Let’s say, you applied for a $2000 commercial loan and you secured it with your car. In case of nonpayment, the lending company can go after your car and recover the unpaid balance of your loan from the proceeds of sale. The risk is lower compared to unsecured loan wherein the only practical option is to collect money from you, either by sending it to a collection agency or by filing a case in court.
Apply for a commercial loan when you have poor credit rating
Lenders frown upon borrowers with less than stellar credit ratings. But there are many other ways to convince lenders that you can repay your loan on time.
Here are important tips to consider when applying for commercial loans
- Prepare your personal credit report. Lenders typically look into the borrowers’ personal credit report whenever they receive loan applications.
They need to find out first if you have existing debts, and if you have been paying on time. they may look into your credit card records, rental history or mortgage payment history. If you have a good history with loans for the past two years—they may overlook a low credit score due to several unpaid defaults.
Your credit report will show them if you are qualified to take the loan you are applying for—not just because of your score but your repayment habits. Remember that your credit score reflects not only your unpaid dues, but your overall debts and utilization rate-or the portion of the credit limit that you used up.
- Calculate your debt to income ratio. If it exceeds 30%-40%, you may not get favorable loan terms, or your application may be rejected by the banks. In such a case, you may start looking for reputable financing companies that will consider your application and overlook your high debt to income ratio. Some companies inquire about existing assets, part time jobs and potential source of income when evaluating your application for commercial loan.

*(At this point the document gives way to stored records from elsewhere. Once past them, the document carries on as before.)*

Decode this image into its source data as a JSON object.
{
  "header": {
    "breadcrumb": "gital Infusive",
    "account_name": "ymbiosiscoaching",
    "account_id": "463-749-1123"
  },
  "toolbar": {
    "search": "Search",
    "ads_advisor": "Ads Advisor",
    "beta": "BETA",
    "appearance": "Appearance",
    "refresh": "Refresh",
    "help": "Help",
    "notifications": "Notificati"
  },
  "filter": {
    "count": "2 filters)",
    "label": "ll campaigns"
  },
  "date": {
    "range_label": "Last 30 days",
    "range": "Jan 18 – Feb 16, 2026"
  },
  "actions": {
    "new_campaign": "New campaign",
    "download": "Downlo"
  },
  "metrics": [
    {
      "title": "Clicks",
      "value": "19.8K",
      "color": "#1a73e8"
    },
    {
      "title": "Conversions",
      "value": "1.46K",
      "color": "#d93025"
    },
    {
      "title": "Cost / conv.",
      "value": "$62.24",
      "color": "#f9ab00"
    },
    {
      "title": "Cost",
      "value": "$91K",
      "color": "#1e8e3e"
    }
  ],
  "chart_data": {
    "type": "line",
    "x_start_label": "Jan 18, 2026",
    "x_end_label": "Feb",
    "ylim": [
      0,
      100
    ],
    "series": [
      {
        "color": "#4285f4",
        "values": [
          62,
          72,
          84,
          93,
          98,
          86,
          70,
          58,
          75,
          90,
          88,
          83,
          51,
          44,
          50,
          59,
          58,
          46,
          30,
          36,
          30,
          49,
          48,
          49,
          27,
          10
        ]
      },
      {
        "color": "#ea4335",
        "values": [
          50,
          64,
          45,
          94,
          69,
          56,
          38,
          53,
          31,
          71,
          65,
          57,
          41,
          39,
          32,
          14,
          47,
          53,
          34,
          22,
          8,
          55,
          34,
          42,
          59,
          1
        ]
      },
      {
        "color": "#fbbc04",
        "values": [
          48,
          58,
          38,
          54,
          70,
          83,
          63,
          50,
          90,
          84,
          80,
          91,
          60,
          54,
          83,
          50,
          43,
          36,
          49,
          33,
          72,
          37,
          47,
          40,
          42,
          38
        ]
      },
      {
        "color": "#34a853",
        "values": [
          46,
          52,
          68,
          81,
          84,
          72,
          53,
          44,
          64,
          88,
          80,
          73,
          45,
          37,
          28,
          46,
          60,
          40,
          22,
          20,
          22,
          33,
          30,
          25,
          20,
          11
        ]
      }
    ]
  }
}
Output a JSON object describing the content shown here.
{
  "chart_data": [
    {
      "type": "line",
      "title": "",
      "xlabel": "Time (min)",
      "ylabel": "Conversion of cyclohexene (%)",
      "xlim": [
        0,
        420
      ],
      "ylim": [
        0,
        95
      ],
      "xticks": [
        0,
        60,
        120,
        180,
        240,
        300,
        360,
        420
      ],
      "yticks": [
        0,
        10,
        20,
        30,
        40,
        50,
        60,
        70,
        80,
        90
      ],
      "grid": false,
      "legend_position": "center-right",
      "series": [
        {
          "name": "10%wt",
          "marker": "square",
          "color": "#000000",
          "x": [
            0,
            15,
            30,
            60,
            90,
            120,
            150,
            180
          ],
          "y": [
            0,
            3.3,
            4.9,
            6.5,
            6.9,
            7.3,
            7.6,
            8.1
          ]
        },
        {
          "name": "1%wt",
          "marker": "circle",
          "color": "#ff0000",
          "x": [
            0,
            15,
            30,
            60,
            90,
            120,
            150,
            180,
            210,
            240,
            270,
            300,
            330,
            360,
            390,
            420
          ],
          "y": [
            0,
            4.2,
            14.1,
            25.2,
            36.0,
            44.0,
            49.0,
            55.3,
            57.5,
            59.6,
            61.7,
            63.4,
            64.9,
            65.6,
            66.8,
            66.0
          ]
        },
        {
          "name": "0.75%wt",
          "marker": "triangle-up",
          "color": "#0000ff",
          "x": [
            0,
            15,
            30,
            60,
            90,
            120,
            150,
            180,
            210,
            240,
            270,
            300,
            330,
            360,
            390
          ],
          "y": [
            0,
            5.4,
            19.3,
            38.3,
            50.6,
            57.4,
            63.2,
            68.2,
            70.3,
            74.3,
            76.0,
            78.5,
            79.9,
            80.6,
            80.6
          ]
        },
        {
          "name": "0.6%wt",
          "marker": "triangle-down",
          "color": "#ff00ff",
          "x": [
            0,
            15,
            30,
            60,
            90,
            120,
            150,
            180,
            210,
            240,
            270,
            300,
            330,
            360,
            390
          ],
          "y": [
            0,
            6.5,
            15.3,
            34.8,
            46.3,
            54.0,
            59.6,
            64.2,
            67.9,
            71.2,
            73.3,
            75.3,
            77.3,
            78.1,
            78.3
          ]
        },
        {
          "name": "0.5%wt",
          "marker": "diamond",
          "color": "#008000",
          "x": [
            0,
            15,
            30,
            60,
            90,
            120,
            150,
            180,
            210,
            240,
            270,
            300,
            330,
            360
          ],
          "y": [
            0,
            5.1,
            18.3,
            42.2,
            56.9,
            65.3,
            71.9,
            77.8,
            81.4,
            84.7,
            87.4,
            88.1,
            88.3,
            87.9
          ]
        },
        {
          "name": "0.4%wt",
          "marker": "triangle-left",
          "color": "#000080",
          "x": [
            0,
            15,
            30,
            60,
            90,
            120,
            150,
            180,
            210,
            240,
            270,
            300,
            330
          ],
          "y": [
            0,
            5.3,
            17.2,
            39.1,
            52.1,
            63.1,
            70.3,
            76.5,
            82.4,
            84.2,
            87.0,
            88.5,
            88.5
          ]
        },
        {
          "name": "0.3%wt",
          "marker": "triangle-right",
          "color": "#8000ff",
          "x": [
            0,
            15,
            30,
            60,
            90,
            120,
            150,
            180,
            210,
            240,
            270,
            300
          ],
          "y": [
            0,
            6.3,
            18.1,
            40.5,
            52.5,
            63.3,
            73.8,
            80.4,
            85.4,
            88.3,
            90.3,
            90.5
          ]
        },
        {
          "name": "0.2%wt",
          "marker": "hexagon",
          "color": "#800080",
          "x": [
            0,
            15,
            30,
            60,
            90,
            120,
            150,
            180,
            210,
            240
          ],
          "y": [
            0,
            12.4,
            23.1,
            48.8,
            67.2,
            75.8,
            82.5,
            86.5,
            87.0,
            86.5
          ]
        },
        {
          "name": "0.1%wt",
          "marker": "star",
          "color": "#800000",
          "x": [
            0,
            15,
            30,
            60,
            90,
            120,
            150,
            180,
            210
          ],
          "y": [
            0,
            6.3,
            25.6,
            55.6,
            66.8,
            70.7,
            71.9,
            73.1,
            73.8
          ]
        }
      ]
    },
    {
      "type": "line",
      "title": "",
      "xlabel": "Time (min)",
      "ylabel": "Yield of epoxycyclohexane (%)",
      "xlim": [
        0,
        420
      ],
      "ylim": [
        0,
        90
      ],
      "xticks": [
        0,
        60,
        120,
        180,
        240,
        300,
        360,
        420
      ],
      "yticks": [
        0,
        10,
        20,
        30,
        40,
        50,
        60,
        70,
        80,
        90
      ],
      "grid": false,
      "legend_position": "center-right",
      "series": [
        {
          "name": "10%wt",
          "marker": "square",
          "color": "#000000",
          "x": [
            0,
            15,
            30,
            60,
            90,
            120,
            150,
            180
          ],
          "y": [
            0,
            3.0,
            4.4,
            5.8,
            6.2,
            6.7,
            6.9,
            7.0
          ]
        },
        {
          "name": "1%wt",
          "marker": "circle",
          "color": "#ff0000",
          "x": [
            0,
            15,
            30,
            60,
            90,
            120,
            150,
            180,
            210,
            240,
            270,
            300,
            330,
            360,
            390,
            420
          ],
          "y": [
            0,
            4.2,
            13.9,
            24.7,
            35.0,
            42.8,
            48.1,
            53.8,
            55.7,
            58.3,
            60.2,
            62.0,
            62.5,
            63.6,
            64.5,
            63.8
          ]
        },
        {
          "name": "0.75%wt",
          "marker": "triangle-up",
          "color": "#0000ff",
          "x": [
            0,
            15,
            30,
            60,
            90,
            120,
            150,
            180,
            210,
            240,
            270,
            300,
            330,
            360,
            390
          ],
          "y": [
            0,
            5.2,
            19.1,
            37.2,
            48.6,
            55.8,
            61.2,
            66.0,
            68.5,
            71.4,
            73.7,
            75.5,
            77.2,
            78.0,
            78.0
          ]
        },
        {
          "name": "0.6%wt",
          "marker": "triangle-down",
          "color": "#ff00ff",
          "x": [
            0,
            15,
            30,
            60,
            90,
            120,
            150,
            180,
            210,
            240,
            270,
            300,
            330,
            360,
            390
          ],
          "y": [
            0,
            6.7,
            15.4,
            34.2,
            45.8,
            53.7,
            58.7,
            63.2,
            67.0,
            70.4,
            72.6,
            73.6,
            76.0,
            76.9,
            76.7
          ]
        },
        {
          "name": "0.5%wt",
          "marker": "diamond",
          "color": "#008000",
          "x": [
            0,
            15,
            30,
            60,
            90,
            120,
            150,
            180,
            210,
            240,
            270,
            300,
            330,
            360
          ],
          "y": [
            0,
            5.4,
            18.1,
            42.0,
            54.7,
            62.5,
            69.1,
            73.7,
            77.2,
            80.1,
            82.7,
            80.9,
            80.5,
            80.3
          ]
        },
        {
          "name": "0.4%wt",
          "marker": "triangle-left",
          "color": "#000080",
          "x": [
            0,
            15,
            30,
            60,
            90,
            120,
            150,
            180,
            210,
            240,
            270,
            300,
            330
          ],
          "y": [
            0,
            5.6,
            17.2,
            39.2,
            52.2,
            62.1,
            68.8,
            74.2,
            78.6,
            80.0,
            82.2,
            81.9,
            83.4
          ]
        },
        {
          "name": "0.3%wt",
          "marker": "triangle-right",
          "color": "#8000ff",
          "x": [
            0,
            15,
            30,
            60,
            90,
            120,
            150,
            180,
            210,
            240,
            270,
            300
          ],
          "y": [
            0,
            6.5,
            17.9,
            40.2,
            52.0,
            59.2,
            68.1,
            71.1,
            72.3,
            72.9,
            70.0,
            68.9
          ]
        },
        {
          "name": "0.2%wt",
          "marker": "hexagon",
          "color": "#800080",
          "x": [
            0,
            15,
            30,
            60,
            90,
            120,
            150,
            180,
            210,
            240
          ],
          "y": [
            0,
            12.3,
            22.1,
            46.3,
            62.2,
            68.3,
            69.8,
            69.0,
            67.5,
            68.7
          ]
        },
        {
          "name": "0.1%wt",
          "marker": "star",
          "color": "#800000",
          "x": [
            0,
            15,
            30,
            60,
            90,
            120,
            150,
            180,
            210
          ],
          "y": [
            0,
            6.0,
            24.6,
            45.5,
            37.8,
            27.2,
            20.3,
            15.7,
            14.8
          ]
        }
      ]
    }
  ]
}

- Prepare your business records. The lender may look into your income tax, book keeper’s records and other relevant financial documents to determine your credit worthiness and capacity to repay the line of credit. If you have a sound business plan that reflects not only the visions of your company, but the details on how you intend to achieve your business goals, the lender may accept your application. As previously mentioned lenders need to know where you will put the money to good use, and if you can generate income to repay them.
Despite not having a good credit report, borrowers with complete records of financial transactions, decent business plan and good borrowing habits may be considered by lenders as credit worthy, despite its low credit rating. Keeping those records can make a lot of things much simpler and less complicated.
On a final note, make sure that your business will benefit from additional cash flow when you take on a loan. Remember that a commercial loan, no matter how accessible they are would need to be paid on time, within a specified period.so, it is important to have a debt management plan in place, along with your business plan, to maximize its use and reduce expenses. Commercial loans are financial tools to grow your business and lead it to the right direction, use your money wisely and you will have no issues with repayment.